Ważne jest również to, że połączenie skrobi i szybkich węglowodanów zwiększa indeks insulinowy. Jeśli jednak w potrawie obecne są białka i laktoza, liczba ta może być bardzo wysoka. Najgorsze przykłady to ziemniaki, rozgotowany makaron lub pieczywo z tłustym mięsem i sosami na bazie mleka (majonez, sos serowy). Jednak pokarmy o niskim indeksie glikemicznym często mają niski indeks insulinowy, zwłaszcza zielone warzywa i niesłodzone owoce. Zboża pełnoziarniste (ryż brązowy, soczewica itp.) mają średni indeks glikemiczny i insulinowy.
Wskaźnik insuliny dla mięsa
Tradycyjnie teoria indeksu glikemicznego albo nie uwzględnia pokarmów białkowych (mięso, jaja, ryby), albo mówi, że ponieważ nie zawierają one prawie żadnych węglowodanów, mają zerowy indeks glikemiczny.
W rzeczywistości organizm wytwarza insulinę w celu przetworzenia i strawienia pewnych aminokwasów zawartych w pokarmach białkowych.
Indeks insulinowy porcji ryby może wynosić 80-40, a porcji wołowiny 75-35. Porcja jaj to około 30-40 jednostek.

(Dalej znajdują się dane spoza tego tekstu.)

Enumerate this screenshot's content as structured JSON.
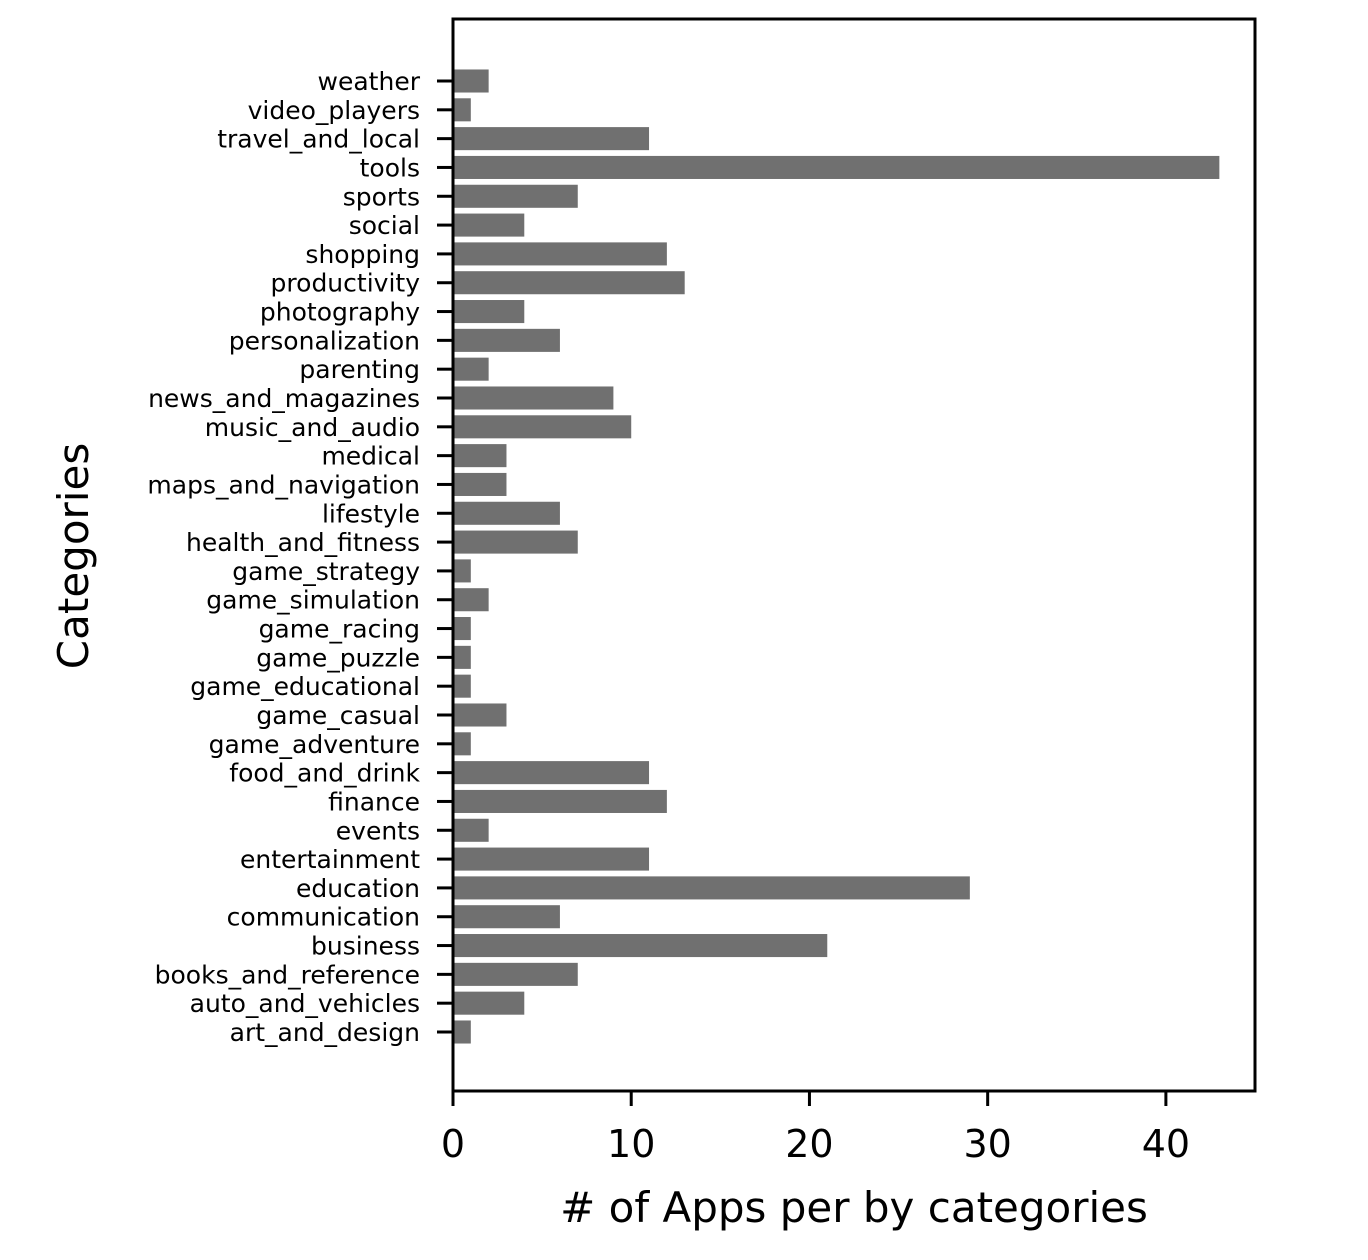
{
  "chart_data": {
    "type": "bar",
    "orientation": "horizontal",
    "categories": [
      "art_and_design",
      "auto_and_vehicles",
      "books_and_reference",
      "business",
      "communication",
      "education",
      "entertainment",
      "events",
      "finance",
      "food_and_drink",
      "game_adventure",
      "game_casual",
      "game_educational",
      "game_puzzle",
      "game_racing",
      "game_simulation",
      "game_strategy",
      "health_and_fitness",
      "lifestyle",
      "maps_and_navigation",
      "medical",
      "music_and_audio",
      "news_and_magazines",
      "parenting",
      "personalization",
      "photography",
      "productivity",
      "shopping",
      "social",
      "sports",
      "tools",
      "travel_and_local",
      "video_players",
      "weather"
    ],
    "values": [
      1,
      4,
      7,
      21,
      6,
      29,
      11,
      2,
      12,
      11,
      1,
      3,
      1,
      1,
      1,
      2,
      1,
      7,
      6,
      3,
      3,
      10,
      9,
      2,
      6,
      4,
      13,
      12,
      4,
      7,
      43,
      11,
      1,
      2
    ],
    "xlabel": "# of Apps per by categories",
    "ylabel": "Categories",
    "xlim": [
      0,
      45
    ],
    "xticks": [
      0,
      10,
      20,
      30,
      40
    ],
    "grid": false,
    "bar_color": "#707070"
  }
}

W największym skrócie istotę prawidłowej diety odchudzającej można podsumować jako unikanie cukru (w tym cukrów dodanych w produktach spożywczych), kontrolowanie ilości tłuszczu (zwłaszcza nasyconych tłuszczów zwierzęcych i tłuszczów trans) oraz położenie nacisku na pełnoziarniste produkty zbożowe.
Jednak brak tłuszczów nienasyconych (roślinnych) jest jedną z przyczyn przejadania się. Prawidłowe odżywianie koniecznie obejmuje oliwę z oliwek, olej rzepakowy, słonecznikowy, kokosowy, ryżowy i inne oleje (w tym olej arachidowy).
Nie można jednak opracować diety odchudzającej wyłącznie na podstawie wskaźnika insulinowego (lub glikemicznego) - parametr ten ma na celu kontrolowanie poziomu glukozy we krwi, a nie pozbycie się nadwagi.
Indeks insulinowy jest rozwinięciem teorii indeksu glikemicznego, ale z naciskiem na produkcję insuliny. Jednak samo stosowanie diety opartej na produktach o niskiej zawartości tego indeksu nie może prowadzić do utraty wagi, ponieważ w każdym przypadku należy kontrolować całkowite spożycie kalorii.